Sul finire del Seicento il declino economico determinò la progressiva perdita dei possedimenti immobili, tra i quali il palazzo presso Monte Giordano e vari feudi. Nonostante le difficoltà Lelio e Flavio operarono per preservare le raccolte d’arte, allestite all’epoca nella residenza di piazza Pasquino, divenuta sede anche di un salotto culturale grazie alla presenza della princesse Marie-Anne de la Trémoille, seconda moglie del duca Flavio, che pure vi soggiornò in modo non continuativo solo 9 anni.

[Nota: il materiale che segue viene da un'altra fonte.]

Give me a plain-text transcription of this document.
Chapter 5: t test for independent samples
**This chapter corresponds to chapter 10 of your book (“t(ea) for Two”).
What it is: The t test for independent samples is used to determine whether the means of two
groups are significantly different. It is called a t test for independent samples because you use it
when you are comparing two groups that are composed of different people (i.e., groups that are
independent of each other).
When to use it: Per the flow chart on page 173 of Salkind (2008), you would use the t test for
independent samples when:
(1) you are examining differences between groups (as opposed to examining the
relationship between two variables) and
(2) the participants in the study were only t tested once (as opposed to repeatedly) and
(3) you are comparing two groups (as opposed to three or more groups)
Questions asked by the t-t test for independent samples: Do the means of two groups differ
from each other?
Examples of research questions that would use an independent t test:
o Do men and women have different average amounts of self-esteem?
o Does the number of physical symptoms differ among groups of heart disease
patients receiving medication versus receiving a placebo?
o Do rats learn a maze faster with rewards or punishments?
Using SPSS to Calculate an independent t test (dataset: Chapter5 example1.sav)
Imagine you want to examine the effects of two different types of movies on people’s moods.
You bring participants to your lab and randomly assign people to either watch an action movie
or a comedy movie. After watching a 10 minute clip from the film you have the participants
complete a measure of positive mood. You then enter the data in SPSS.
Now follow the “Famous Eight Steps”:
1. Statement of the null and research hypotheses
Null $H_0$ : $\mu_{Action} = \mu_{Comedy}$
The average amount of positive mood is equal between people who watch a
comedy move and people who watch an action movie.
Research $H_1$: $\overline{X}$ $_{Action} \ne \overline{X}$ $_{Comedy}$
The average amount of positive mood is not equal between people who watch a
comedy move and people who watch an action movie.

La collezione di Lelio contava poco più di una decina di sculture, con pezzi particolarmente pregiati, come la “Zitella”, ossia una Venere che esce dal bagno con la veste di marmo bigio, un busto di Giulia Cornelia Paula, moglie di Eliogabalo, ricordata da Bellori di «marmo candido con petto di porfido antico», ed una Tigre in marmo phrygium, evocativa del thiasos di Bacco (fig. 2). La collezione di Flavio, invece, contava un gran numero di gemme intagliate e un centinaio di sculture, tra cui lo Zeus Egioco restaurato come “Perseo”, la statua di Sileno, il gruppo di Inò e Dioniso fanciullo, l’Apollo e l’Atena. Alla morte del duca Flavio e con l’estinzione della linea primogenita degli Orsini di Bracciano la collezione subì una lenta dispersione, giungendo per via ereditaria ai Lante per essere progressivamente alienata: dalla fine del XVIII secolo divenne preda del mercato antiquario, mentre una restante parte confluì a palazzo Odescalchi, come risarcimento di un antico credito.

  • fig. 1 - Nota delle Statue Grande et Mezzane et Piccole, Archivio Orsini, I serie, 414, n. 58. (su gentile concessione dell’Archivio Storico Capitolino).
  • fig. 2 - Arte Romana, Pantera, pavonazzetto con inserti policromi, Napoli, Museo Archeologico Nazionale.